At the centre of “The Books of Jacob” is a large group of Jews from Podolia, in what is now south-western Ukraine, adherents of a real-life Kabbalist rabbi and self-proclaimed Messiah called Sabbatai Tzvi. In the mid-18th century they become followers of his heir, Jacob Frank, also based on a real figure (pictured), a tall, charismatic merchant who always dresses in a long coat and a high Turkish hat. As the author herself has commented, Frank is an ambivalent figure, “ruthless yet sensitive, unpredictable but attentive”, practical if somewhat eccentric. “He’s a trickster—a charmer and a fraud.”

A one-time convert to Islam, Frank persuades the group to be baptised as Catholics—and to experiment with incest and other forms of sexual licence—all in a bid for intellectual and emotional freedom. He is accused of heresy and imprisoned for 13 years in a Polish fortress that also serves as a shrine to the Virgin Mary. Liberated by Russian troops, he makes his way to Brno in Moravia, where he is befriended by Emperor Joseph II and his mother, Maria Theresa. Later his group move to Offenbach am Main in Germany, where they create a huge court and religious centre. Eventually they return to Poland, where Frank dies and his followers join the growing bourgeoisie.

“The Books of Jacob” conjures up a society flooded with the new thinking that emerged from the Enlightenment and the French revolution. Its central question—the answer to which remains tantalisingly out of reach—is why people believe in the likes of Frank. In the living, breathing, mysterious world he and his followers inhabit, Ms Tokarczuk shows how ideas, along with fables, myths and delusions, made the society in which he flourished, which in turn led to the world of today.

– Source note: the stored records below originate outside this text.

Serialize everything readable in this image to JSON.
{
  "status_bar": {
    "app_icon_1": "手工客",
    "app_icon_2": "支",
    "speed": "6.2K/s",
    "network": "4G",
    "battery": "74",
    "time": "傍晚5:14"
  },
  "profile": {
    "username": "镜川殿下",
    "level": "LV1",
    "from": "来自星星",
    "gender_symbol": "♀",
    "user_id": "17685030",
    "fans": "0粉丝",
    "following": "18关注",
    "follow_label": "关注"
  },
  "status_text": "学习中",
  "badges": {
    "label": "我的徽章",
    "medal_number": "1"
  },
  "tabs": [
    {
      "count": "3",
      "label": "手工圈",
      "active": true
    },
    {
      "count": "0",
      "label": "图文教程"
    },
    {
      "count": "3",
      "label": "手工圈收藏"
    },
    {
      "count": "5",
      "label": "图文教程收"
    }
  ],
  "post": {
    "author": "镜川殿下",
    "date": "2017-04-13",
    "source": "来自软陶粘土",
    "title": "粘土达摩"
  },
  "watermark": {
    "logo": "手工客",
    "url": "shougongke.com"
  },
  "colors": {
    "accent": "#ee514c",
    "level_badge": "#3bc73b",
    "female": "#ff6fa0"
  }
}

Jennifer Croft’s translation brilliantly captures the onward rush of Ms Tokarczuk’s writing. Of the novel’s many other stories, two stand out. The first concerns a challenge that Father Benedykt Chmielowski, a diligent priest, sets himself: to write down all the knowledge humanity has accumulated. The other revolves around a magnificent character called Yente, introduced as a sickly old lady at a wedding in the mid-18th century and still around in 1944, so ancient she is almost translucent.

Five families descended from Frank’s followers have taken refuge in a cave; Yente is among them. Someone throws in a bottle in which is “a piece of paper that says, in a clumsy hand, ‘Germans gone’.” Over the decades, Yente waits and watches, proffering advice, asides and rich observations—much like Ms Tokarczuk herself.